Commenting on the move, AIB's director of retail and business banking, Bernard Byrne said: "AIB's second reduction in mortgage interest rates in six months reflects the Bank's improved financial performance. We committed to keeping mortgage rates under review and to reduce these rates for both new and existing customers as soon as our funding conditions allowed. We now have a clearer view of our financial position and we are able to pass on the benefits.''

In an trading update this morning, AIB said it was profitable in the first quarter of this year. Its net interest margin, excluding guarantee fees, increased to 1.87 per cent.

The bank’s net loan book increased marginally to €64 billion while lending drawdowns rose by more than 70 per cent compared to the first quarter of 2014.

AIB said there has been a reduction of €1.7 billion since end 2014 in impaired loan volumes to €20.5 billion. The total number of accounts in arrears in the Irish residential mortgage portfolio decreased by 6 per cent since December 2014 and by 23 per cent since December 2013.
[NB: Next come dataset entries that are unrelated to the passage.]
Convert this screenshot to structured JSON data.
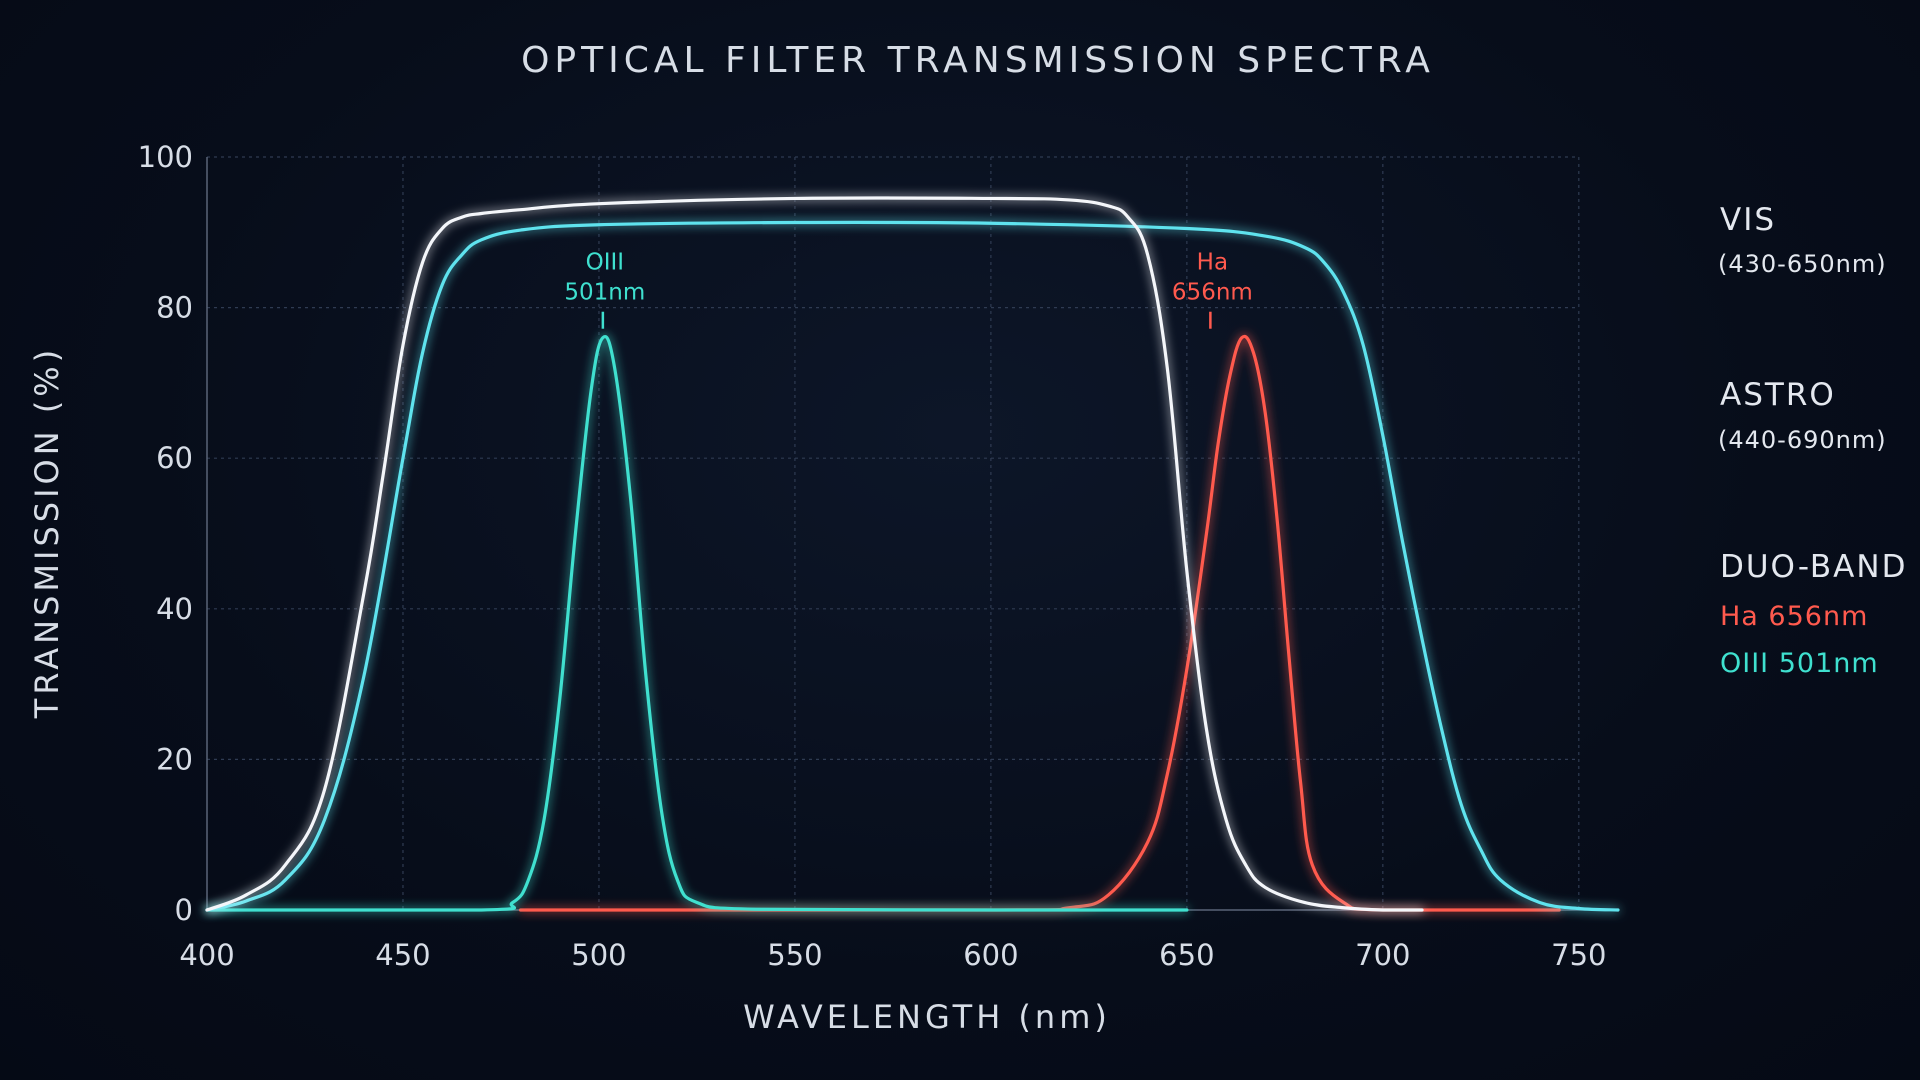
{
  "chart_data": {
    "type": "line",
    "title": "OPTICAL FILTER TRANSMISSION SPECTRA",
    "xlabel": "WAVELENGTH (nm)",
    "ylabel": "TRANSMISSION (%)",
    "xlim": [
      400,
      760
    ],
    "ylim": [
      0,
      100
    ],
    "x_ticks": [
      "400",
      "450",
      "500",
      "550",
      "600",
      "650",
      "700",
      "750"
    ],
    "y_ticks": [
      "0",
      "20",
      "40",
      "60",
      "80",
      "100"
    ],
    "grid": true,
    "legend_position": "right",
    "series": [
      {
        "name": "VIS",
        "range_label": "(430-650nm)",
        "color": "#f4f6fa",
        "x": [
          400,
          410,
          420,
          430,
          440,
          445,
          450,
          455,
          460,
          465,
          470,
          480,
          500,
          550,
          600,
          620,
          630,
          635,
          640,
          645,
          650,
          655,
          660,
          665,
          670,
          680,
          690,
          700,
          710
        ],
        "y": [
          0,
          2,
          6,
          16,
          42,
          58,
          75,
          86,
          90.5,
          92,
          92.5,
          93,
          93.8,
          94.5,
          94.5,
          94.3,
          93.5,
          92,
          87,
          72,
          45,
          24,
          12,
          6,
          3,
          1,
          0.3,
          0,
          0
        ]
      },
      {
        "name": "ASTRO",
        "range_label": "(440-690nm)",
        "color": "#5fe3ee",
        "x": [
          400,
          410,
          420,
          430,
          440,
          450,
          455,
          460,
          465,
          470,
          480,
          500,
          550,
          600,
          650,
          670,
          680,
          685,
          690,
          695,
          700,
          705,
          710,
          715,
          720,
          725,
          730,
          740,
          750,
          760
        ],
        "y": [
          0,
          1.2,
          4,
          12,
          31,
          60,
          74,
          83,
          87,
          89,
          90.3,
          91,
          91.3,
          91.2,
          90.5,
          89.5,
          88,
          86,
          82,
          75,
          63,
          49,
          36,
          24,
          14,
          8,
          4,
          1,
          0.2,
          0
        ]
      },
      {
        "name": "Ha 656nm",
        "color": "#ff5a4e",
        "x": [
          480,
          600,
          620,
          630,
          640,
          645,
          650,
          655,
          658,
          661,
          664,
          667,
          670,
          673,
          676,
          679,
          682,
          690,
          700,
          745
        ],
        "y": [
          0,
          0,
          0.3,
          2,
          9,
          18,
          32,
          50,
          62,
          71,
          76,
          74,
          66,
          52,
          34,
          17,
          6,
          1,
          0,
          0
        ]
      },
      {
        "name": "OIII 501nm",
        "color": "#3fe0cf",
        "x": [
          400,
          470,
          478,
          482,
          486,
          490,
          494,
          498,
          501,
          504,
          508,
          512,
          516,
          520,
          525,
          540,
          600,
          650
        ],
        "y": [
          0,
          0,
          1,
          4,
          12,
          28,
          50,
          69,
          76,
          72,
          55,
          31,
          13,
          4,
          1,
          0.1,
          0,
          0
        ]
      }
    ],
    "legend": [
      {
        "name": "VIS",
        "sub": "(430-650nm)"
      },
      {
        "name": "ASTRO",
        "sub": "(440-690nm)"
      },
      {
        "name": "DUO-BAND",
        "sub1": "Ha 656nm",
        "sub2": "OIII 501nm"
      }
    ],
    "annotations": [
      {
        "line1": "OIII",
        "line2": "501nm",
        "x": 501,
        "y": 76,
        "color": "#3fe0cf"
      },
      {
        "line1": "Ha",
        "line2": "656nm",
        "x": 656,
        "y": 76,
        "color": "#ff5a4e"
      }
    ]
  }
}
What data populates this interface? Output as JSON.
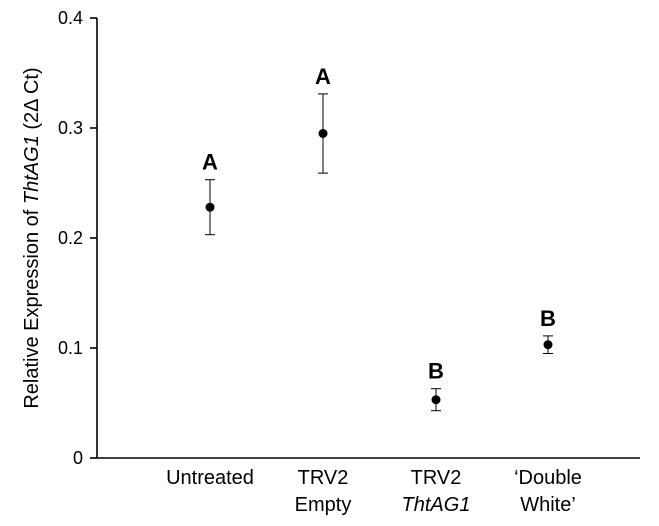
{
  "chart_data": {
    "type": "scatter",
    "categories": [
      {
        "lines": [
          {
            "parts": [
              {
                "text": "Untreated",
                "italic": false
              }
            ]
          }
        ]
      },
      {
        "lines": [
          {
            "parts": [
              {
                "text": "TRV2",
                "italic": false
              }
            ]
          },
          {
            "parts": [
              {
                "text": "Empty",
                "italic": false
              }
            ]
          }
        ]
      },
      {
        "lines": [
          {
            "parts": [
              {
                "text": "TRV2",
                "italic": false
              }
            ]
          },
          {
            "parts": [
              {
                "text": "ThtAG1",
                "italic": true
              }
            ]
          }
        ]
      },
      {
        "lines": [
          {
            "parts": [
              {
                "text": "‘Double",
                "italic": false
              }
            ]
          },
          {
            "parts": [
              {
                "text": "White’",
                "italic": false
              }
            ]
          }
        ]
      }
    ],
    "values": [
      0.228,
      0.295,
      0.053,
      0.103
    ],
    "error_upper": [
      0.253,
      0.331,
      0.063,
      0.111
    ],
    "error_lower": [
      0.203,
      0.259,
      0.043,
      0.095
    ],
    "significance_labels": [
      "A",
      "A",
      "B",
      "B"
    ],
    "ylabel_parts": [
      {
        "text": "Relative Expression of ",
        "italic": false
      },
      {
        "text": "ThtAG1",
        "italic": true
      },
      {
        "text": " (2Δ Ct)",
        "italic": false
      }
    ],
    "ylim": [
      0,
      0.4
    ],
    "yticks": [
      "0",
      "0.1",
      "0.2",
      "0.3",
      "0.4"
    ],
    "ytick_values": [
      0,
      0.1,
      0.2,
      0.3,
      0.4
    ],
    "grid": false,
    "legend": "none"
  }
}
It took an overall provision writeback in Q1 2015 of about €300 million.

Commenting on the results, AIB chief executive David Duffy said: "Positive momentum has continued into 2015 with the Group delivering its strategic objectives. On a pre-provision operating basis, underlying performance has continued to improve. Whilst there is inherent volatility in the ongoing restructure of impaired loans, the provision write back in the first quarter is reflective of the improving economic environment and the progress being made in the case by case restructuring of customers in financial difficulty."